Let’s elaborate a bit more. We know that God is one and three, that he is God, and that he is Father, Son and Holy Spirit. But what’s the difference between the three persons (or ‘modes of being’ for the Barthians down in the ditch there – watch out or the donkey of theology will spit on you)? Contrary to popular belief, traditional Christian theology would argue that you cannot distinguish the persons of the Trinity by the way that they act in the world – it is not true to say that the Father creates, the Son redeems and the Holy Spirit sanctifies. The only way you can distinguish between the three persons is by their relationship to each other. So, what does it mean for the Father to be the Father, the Son to be the Son, the Spirit to be the Spirit? Basically, this: that the Father is the source of the Son and the Spirit. The Son is begotten of the Father. The Spirit proceeds from the Father (and the Son, if you’re a Western rather than an Eastern Christian, but that’s a whole ’nother source of theology wars so we’ll leave it for today). They’re distinguished by their different origins, and by those alone.

That means that anything God does in the world, all three persons do. In the Orthodox church, this tends to be formulated so that the Father acts through the Son in the Holy Spirit. They say this a lot, so tend to be better than Western Protestants at remembering that Christianity is Trinitarian. You can also use a sneaky trick called attribution, where you attribute certain characteristics to one person of the Trinity more than the others, which isn’t true as such, but can be helpful – so we talk about the incarnation of Jesus, the gifts of the Holy Spirit and the Father’s love. It’s not that the gifts are actually any more to do with with Holy Spirit, but it can be a helpful way of getting some sort of slippery grip on the whole complicated trinitarian puzzle. Maybe.

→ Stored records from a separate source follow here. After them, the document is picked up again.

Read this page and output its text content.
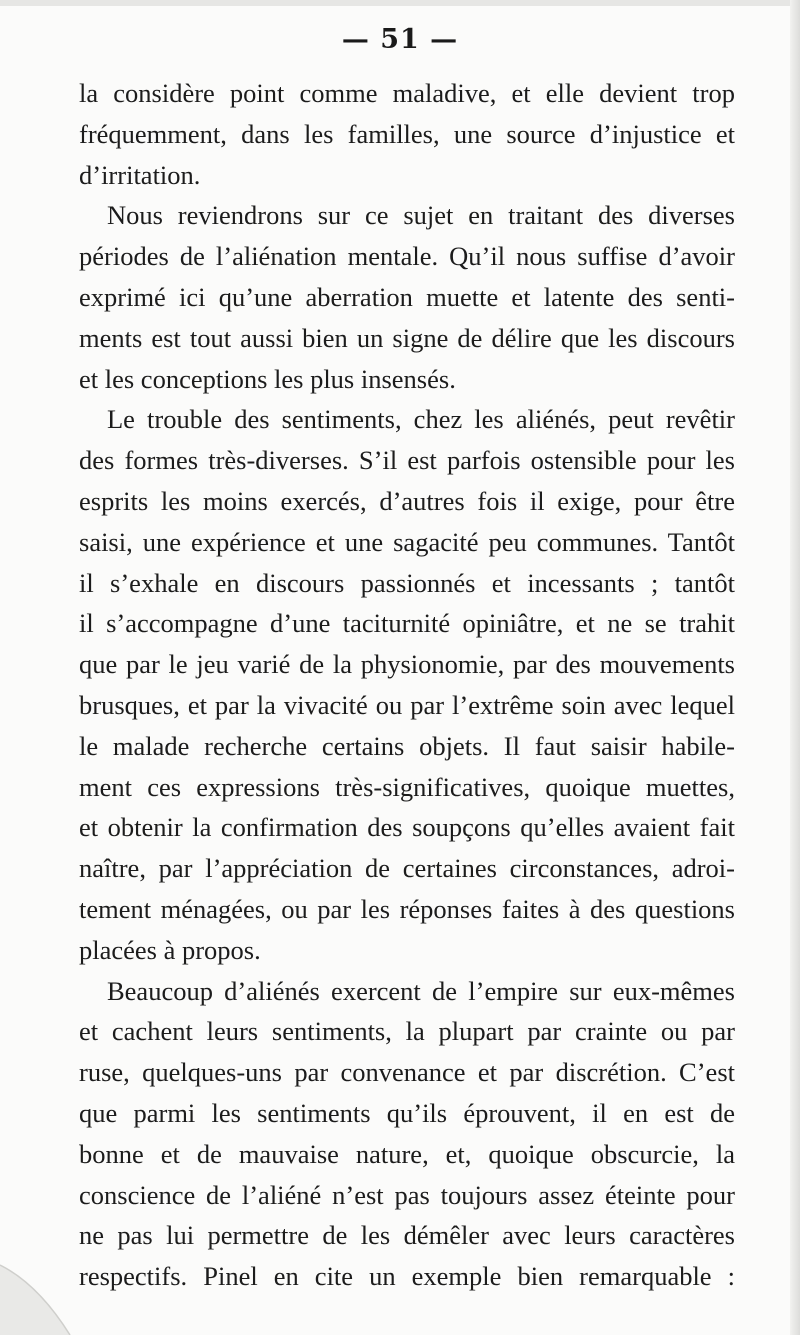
— 51 —
la considère point comme maladive, et elle devient trop
fréquemment, dans les familles, une source d’injustice et
d’irritation.
Nous reviendrons sur ce sujet en traitant des diverses
périodes de l’aliénation mentale. Qu’il nous suffise d’avoir
exprimé ici qu’une aberration muette et latente des senti-
ments est tout aussi bien un signe de délire que les discours
et les conceptions les plus insensés.
Le trouble des sentiments, chez les aliénés, peut revêtir
des formes très-diverses. S’il est parfois ostensible pour les
esprits les moins exercés, d’autres fois il exige, pour être
saisi, une expérience et une sagacité peu communes. Tantôt
il s’exhale en discours passionnés et incessants ; tantôt
il s’accompagne d’une taciturnité opiniâtre, et ne se trahit
que par le jeu varié de la physionomie, par des mouvements
brusques, et par la vivacité ou par l’extrême soin avec lequel
le malade recherche certains objets. Il faut saisir habile-
ment ces expressions très-significatives, quoique muettes,
et obtenir la confirmation des soupçons qu’elles avaient fait
naître, par l’appréciation de certaines circonstances, adroi-
tement ménagées, ou par les réponses faites à des questions
placées à propos.
Beaucoup d’aliénés exercent de l’empire sur eux-mêmes
et cachent leurs sentiments, la plupart par crainte ou par
ruse, quelques-uns par convenance et par discrétion. C’est
que parmi les sentiments qu’ils éprouvent, il en est de
bonne et de mauvaise nature, et, quoique obscurcie, la
conscience de l’aliéné n’est pas toujours assez éteinte pour
ne pas lui permettre de les démêler avec leurs caractères
respectifs. Pinel en cite un exemple bien remarquable :
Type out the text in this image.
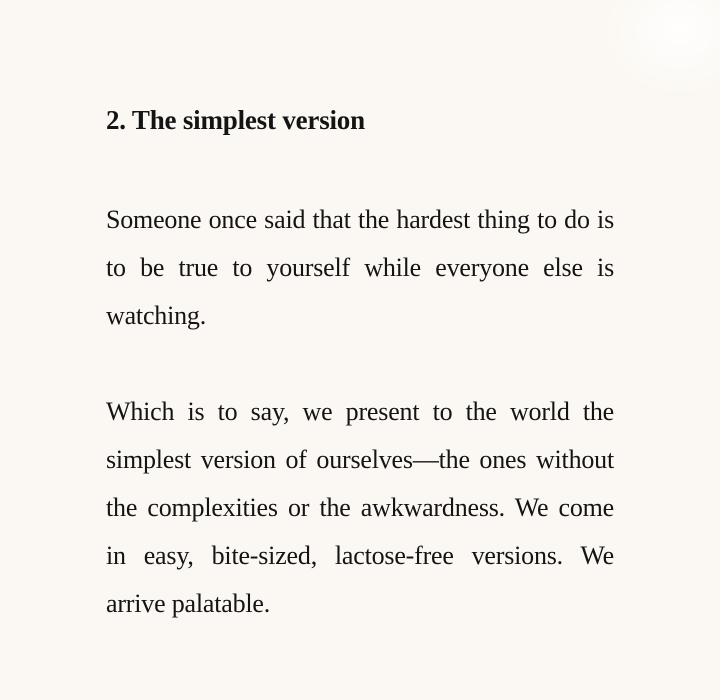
2. The simplest version

Someone once said that the hardest thing to do is to be true to yourself while everyone else is watching.

Which is to say, we present to the world the simplest version of ourselves—the ones without the complexities or the awkwardness. We come in easy, bite-sized, lactose-free versions. We arrive palatable.
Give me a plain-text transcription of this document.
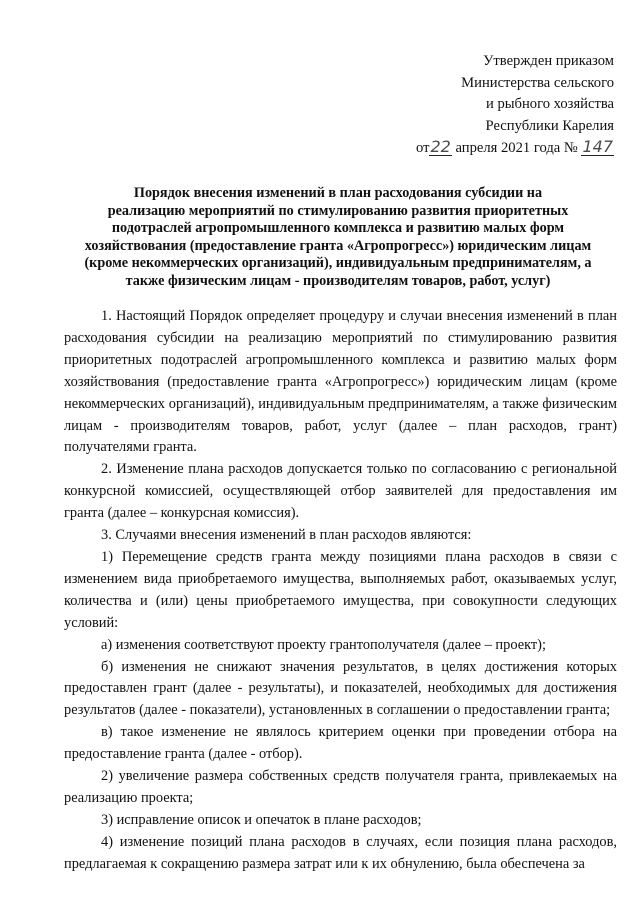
Утвержден приказом
Министерства сельского
и рыбного хозяйства
Республики Карелия
от22 апреля 2021 года № 147
Порядок внесения изменений в план расходования субсидии на
реализацию мероприятий по стимулированию развития приоритетных
подотраслей агропромышленного комплекса и развитию малых форм
хозяйствования (предоставление гранта «Агропрогресс») юридическим лицам
(кроме некоммерческих организаций), индивидуальным предпринимателям, а
также физическим лицам - производителям товаров, работ, услуг)

1. Настоящий Порядок определяет процедуру и случаи внесения изменений в план расходования субсидии на реализацию мероприятий по стимулированию развития приоритетных подотраслей агропромышленного комплекса и развитию малых форм хозяйствования (предоставление гранта «Агропрогресс») юридическим лицам (кроме некоммерческих организаций), индивидуальным предпринимателям, а также физическим лицам - производителям товаров, работ, услуг (далее – план расходов, грант) получателями гранта.

2. Изменение плана расходов допускается только по согласованию с региональной конкурсной комиссией, осуществляющей отбор заявителей для предоставления им гранта (далее – конкурсная комиссия).

3. Случаями внесения изменений в план расходов являются:

1) Перемещение средств гранта между позициями плана расходов в связи с изменением вида приобретаемого имущества, выполняемых работ, оказываемых услуг, количества и (или) цены приобретаемого имущества, при совокупности следующих условий:

а) изменения соответствуют проекту грантополучателя (далее – проект);

б) изменения не снижают значения результатов, в целях достижения которых предоставлен грант (далее - результаты), и показателей, необходимых для достижения результатов (далее - показатели), установленных в соглашении о предоставлении гранта;

в) такое изменение не являлось критерием оценки при проведении отбора на предоставление гранта (далее - отбор).

2) увеличение размера собственных средств получателя гранта, привлекаемых на реализацию проекта;

3) исправление описок и опечаток в плане расходов;

4) изменение позиций плана расходов в случаях, если позиция плана расходов, предлагаемая к сокращению размера затрат или к их обнулению, была обеспечена за
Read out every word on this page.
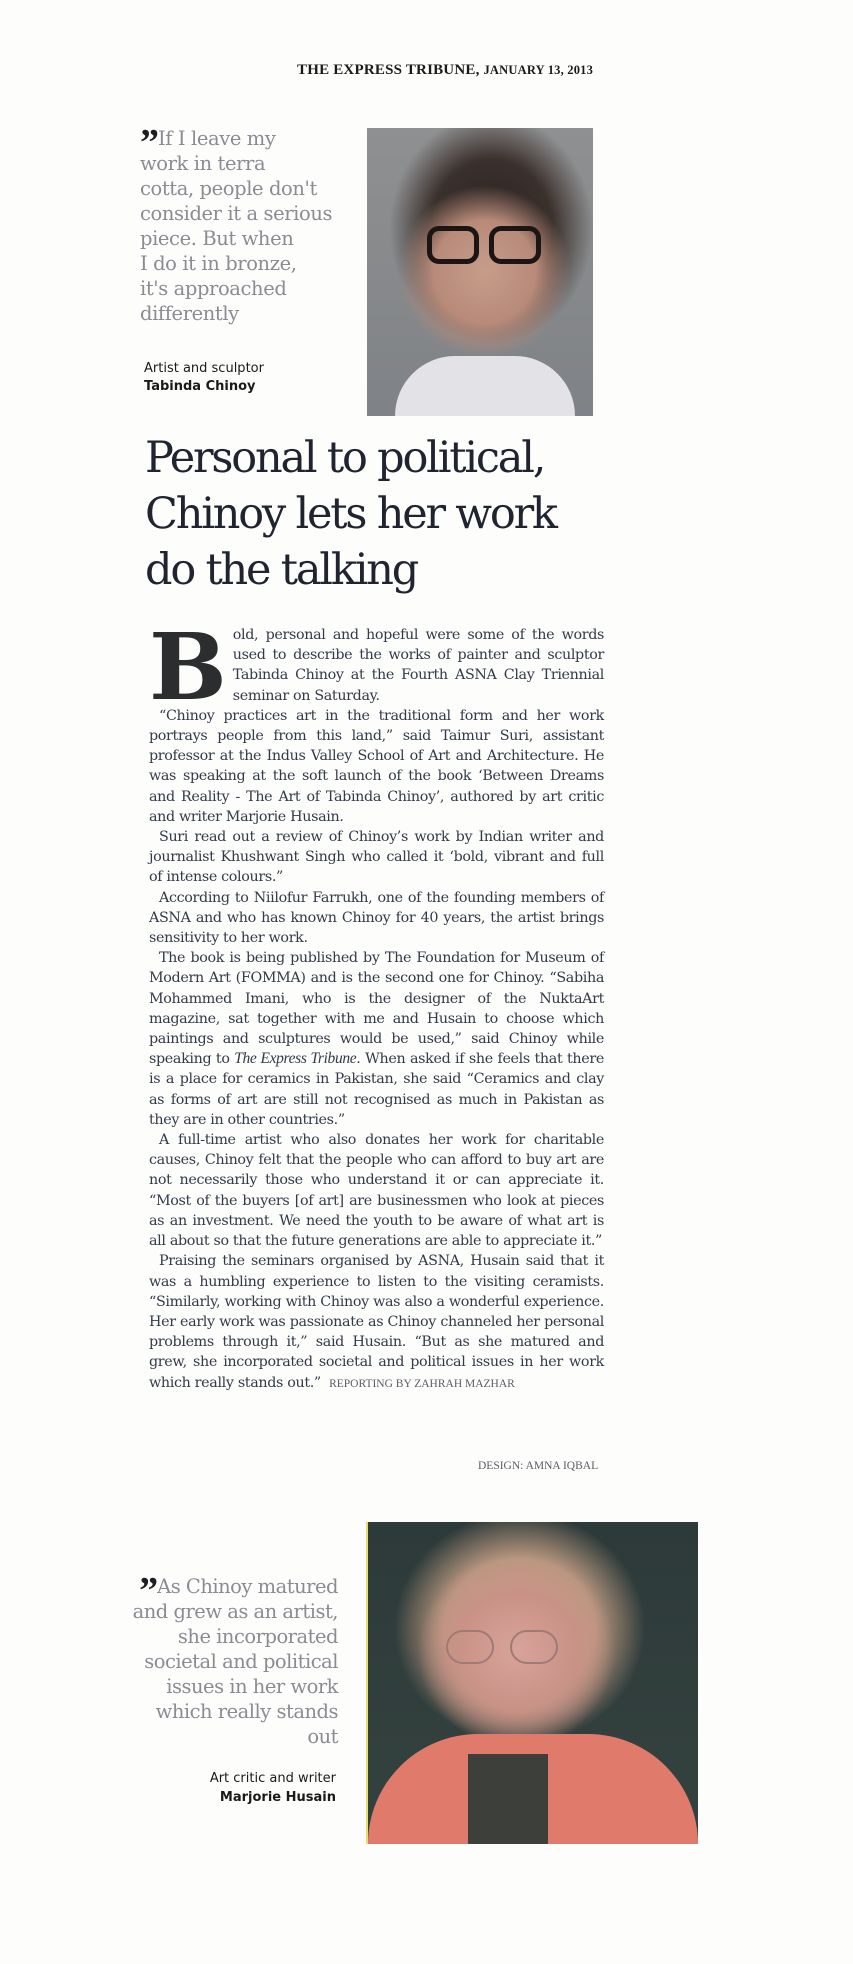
THE EXPRESS TRIBUNE, JANUARY 13, 2013
” If I leave my
work in terra
cotta, people don't
consider it a serious
piece. But when
I do it in bronze,
it's approached
differently
Artist and sculptor
Tabinda Chinoy
Personal to political,
Chinoy lets her work
do the talking

Bold, personal and hopeful were some of the words used to describe the works of painter and sculptor Tabinda Chinoy at the Fourth ASNA Clay Triennial seminar on Saturday.

“Chinoy practices art in the traditional form and her work portrays people from this land,” said Taimur Suri, assistant professor at the Indus Valley School of Art and Architecture. He was speaking at the soft launch of the book ‘Between Dreams and Reality - The Art of Tabinda Chinoy’, authored by art critic and writer Marjorie Husain.

Suri read out a review of Chinoy’s work by Indian writer and journalist Khushwant Singh who called it ‘bold, vibrant and full of intense colours.”

According to Niilofur Farrukh, one of the founding members of ASNA and who has known Chinoy for 40 years, the artist brings sensitivity to her work.

The book is being published by The Foundation for Museum of Modern Art (FOMMA) and is the second one for Chinoy. “Sabiha Mohammed Imani, who is the designer of the NuktaArt magazine, sat together with me and Husain to choose which paintings and sculptures would be used,” said Chinoy while speaking to The Express Tribune. When asked if she feels that there is a place for ceramics in Pakistan, she said “Ceramics and clay as forms of art are still not recognised as much in Pakistan as they are in other countries.”

A full-time artist who also donates her work for charitable causes, Chinoy felt that the people who can afford to buy art are not necessarily those who understand it or can appreciate it. “Most of the buyers [of art] are businessmen who look at pieces as an investment. We need the youth to be aware of what art is all about so that the future generations are able to appreciate it.”

Praising the seminars organised by ASNA, Husain said that it was a humbling experience to listen to the visiting ceramists. “Similarly, working with Chinoy was also a wonderful experience. Her early work was passionate as Chinoy channeled her personal problems through it,” said Husain. “But as she matured and grew, she incorporated societal and political issues in her work which really stands out.” REPORTING BY ZAHRAH MAZHAR

DESIGN: AMNA IQBAL
” As Chinoy matured
and grew as an artist,
she incorporated
societal and political
issues in her work
which really stands
out
Art critic and writer
Marjorie Husain
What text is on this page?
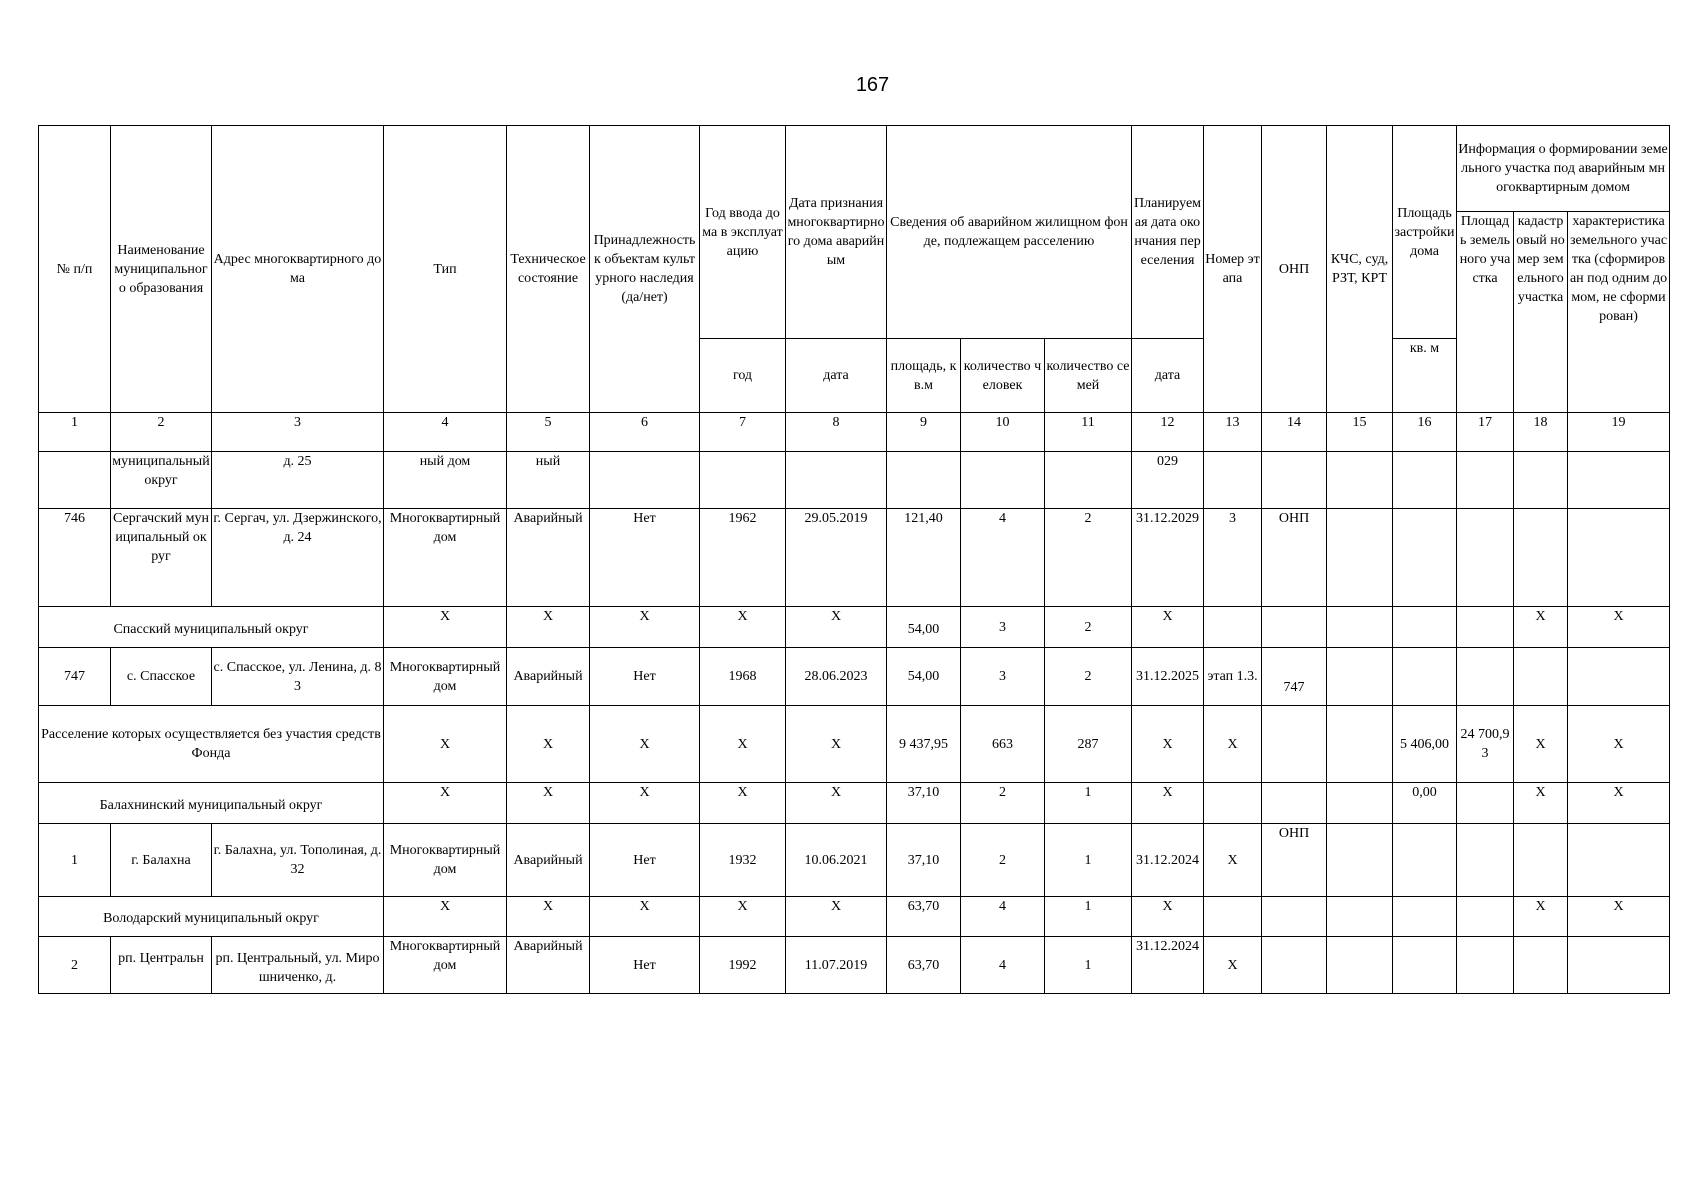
167
№ п/п	Наименование муниципального образования	Адрес многоквартирного дома	Тип	Техническое состояние	Принадлежность к объектам культурного наследия (да/нет)	Год ввода дома в эксплуатацию	Дата признания многоквартирного дома аварийным	Сведения об аварийном жилищном фонде, подлежащем расселению			Планируемая дата окончания переселения	Номер этапа	ОНП	КЧС, суд, РЗТ, КРТ	Площадь застройки дома	Информация о формировании земельного участка под аварийным многоквартирным домом		
																Площадь земельного участка	кадастровый номер земельного участка	характеристика земельного участка (сформирован под одним домом, не сформирован)
						год	дата	площадь, кв.м	количество человек	количество семей	дата				кв. м			
1	2	3	4	5	6	7	8	9	10	11	12	13	14	15	16	17	18	19
	муниципальный округ	д. 25	ный дом	ный							029							
746	Сергачский муниципальный округ	г. Сергач, ул. Дзержинского, д. 24	Многоквартирный дом	Аварийный	Нет	1962	29.05.2019	121,40	4	2	31.12.2029	3	ОНП					
Спасский муниципальный округ			X	X	X	X	X	54,00	3	2	X						X	X
747	с. Спасское	с. Спасское, ул. Ленина, д. 83	Многоквартирный дом	Аварийный	Нет	1968	28.06.2023	54,00	3	2	31.12.2025	этап 1.3.	747					
Расселение которых осуществляется без участия средств Фонда			X	X	X	X	X	9 437,95	663	287	X	X			5 406,00	24 700,93	X	X
Балахнинский муниципальный округ			X	X	X	X	X	37,10	2	1	X				0,00		X	X
1	г. Балахна	г. Балахна, ул. Тополиная, д. 32	Многоквартирный дом	Аварийный	Нет	1932	10.06.2021	37,10	2	1	31.12.2024	X	ОНП					
Володарский муниципальный округ			X	X	X	X	X	63,70	4	1	X						X	X
2	рп. Центральн	рп. Центральный, ул. Мирошниченко, д.	Многоквартирный дом	Аварийный	Нет	1992	11.07.2019	63,70	4	1	31.12.2024	X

You with me? Don’t worry if your head’s spinning – you wouldn’t be the first to be befuddled by it all. But take heart! Next time someone talks about the gifts of the Spirit or whatever, you can look wise and say (as I did today – sorry Lucie!), “Ah, but opera trinitatis ad extra indivisa sunt”, and feel clever, which is really what theology’s all about.


Geoff said...

And they would reply -'ah yes, speaking in tongues - another gift of the spirit.'

Alva Baptist Church said...

-They’re distinguished by their different origins, and by those alone.-

I would add they seem to differ in how they interact. The Son does the father's will and not vice versa (more latin)
(The Holy Spirit) will glorify Me, for He will take of Mine and will disclose it to you.

Marika said...

Interesting, I've not come across that idea before. Do you know where it comes from/what the Latin phrase is? In what sense does the Son do the Father's will if not 'on the outside'?

Brian Burnett said...

I believe the Latin phrase was made popular by Augustine in his later writings on the Doctrine of the Trinity.